In [1]:
import pandas
from sklearn import model_selection
from sklearn.linear_model import LogisticRegression
from sklearn.naive_bayes import GaussianNB
from sklearn.svm import SVC

In [6]:
url = "https://raw.githubusercontent.com/jbrownlee/Datasets/master/pima-indians-diabetes.data.csv"
names = ['preg', 'plas', 'pres', 'skin', 'test', 'mass', 'pedi', 'age', 'class']

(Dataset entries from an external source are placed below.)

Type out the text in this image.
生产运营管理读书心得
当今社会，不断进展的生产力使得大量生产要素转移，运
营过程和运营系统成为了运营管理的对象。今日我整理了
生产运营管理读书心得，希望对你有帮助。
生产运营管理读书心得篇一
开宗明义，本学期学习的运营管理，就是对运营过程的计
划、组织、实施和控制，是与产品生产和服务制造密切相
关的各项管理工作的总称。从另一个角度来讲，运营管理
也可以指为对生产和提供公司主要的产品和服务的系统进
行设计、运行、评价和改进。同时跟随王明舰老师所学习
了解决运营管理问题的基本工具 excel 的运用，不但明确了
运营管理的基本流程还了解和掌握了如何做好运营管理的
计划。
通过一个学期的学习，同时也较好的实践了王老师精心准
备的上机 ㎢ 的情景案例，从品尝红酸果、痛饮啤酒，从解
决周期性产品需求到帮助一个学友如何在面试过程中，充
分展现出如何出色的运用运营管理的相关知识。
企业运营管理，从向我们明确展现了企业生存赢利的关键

dataframe = pandas.read_csv(url, names=names)
array = dataframe.values
X = array[:,0:8]
Y = array[:,8]
# prepare configuration for cross validation test harness
seed = 7
# prepare models
models = []
models.append(('LR', LogisticRegression(solver = 'lbfgs', max_iter=1000)))
models.append(('NB', GaussianNB()))
models.append(('SVM', SVC(gamma = 'auto')))


In [8]:
# evaluate each model in turn
results = []
names = []
scoring = 'accuracy'
for name, model in models:
    kfold = model_selection.KFold(n_splits=10, random_state=seed)
    cv_results = model_selection.cross_val_score(model, X, Y, cv=kfold, scoring=scoring)
    results.append(cv_results)
    names.append(name)
    msg = "%s: %f " % (name, cv_results.mean())
    print(msg)

LR: 0.776042 
NB: 0.755178 
SVM: 0.651025 


Introduction

This dataset is originally from the National Institute of Diabetes and Digestive and Kidney Diseases. The objective of the dataset is to diagnostically predict whether or not a patient has diabetes, based on certain diagnostic measurements included in the dataset. Several constraints were placed on the selection of these instances from a larger database. In particular, all patients here are females at least 21 years old of Pima Indian heritage.

Algorithms

Logistic regression: In statistics, the logistic model is a widely used statistical model that in its basic form uses a logistic function to model a binary dependent variable.

Naïve Bayes Classifier: naive Bayes classifiers are a family of simple "probabilistic classifiers" based on applying Bayes' theorem with strong (naive) independence assumptions between the features.

Support Vector Machine: A Support Vector Machine (SVM) is a discriminative classifier formally defined by a separating hyperplane. In other words, given labeled training data (supervised learning), the algorithm outputs an optimal hyperplane which categorizes new examples


Summary
In this lab we discovered how to evaluate multiple different machine learning algorithms on a dataset in Python with scikit-learn.
We learned how to both use the same test harness to evaluate the algorithms and how to summarize the results numerically.
We can use this recipe as a template for evaluating multiple algorithms on our own problems.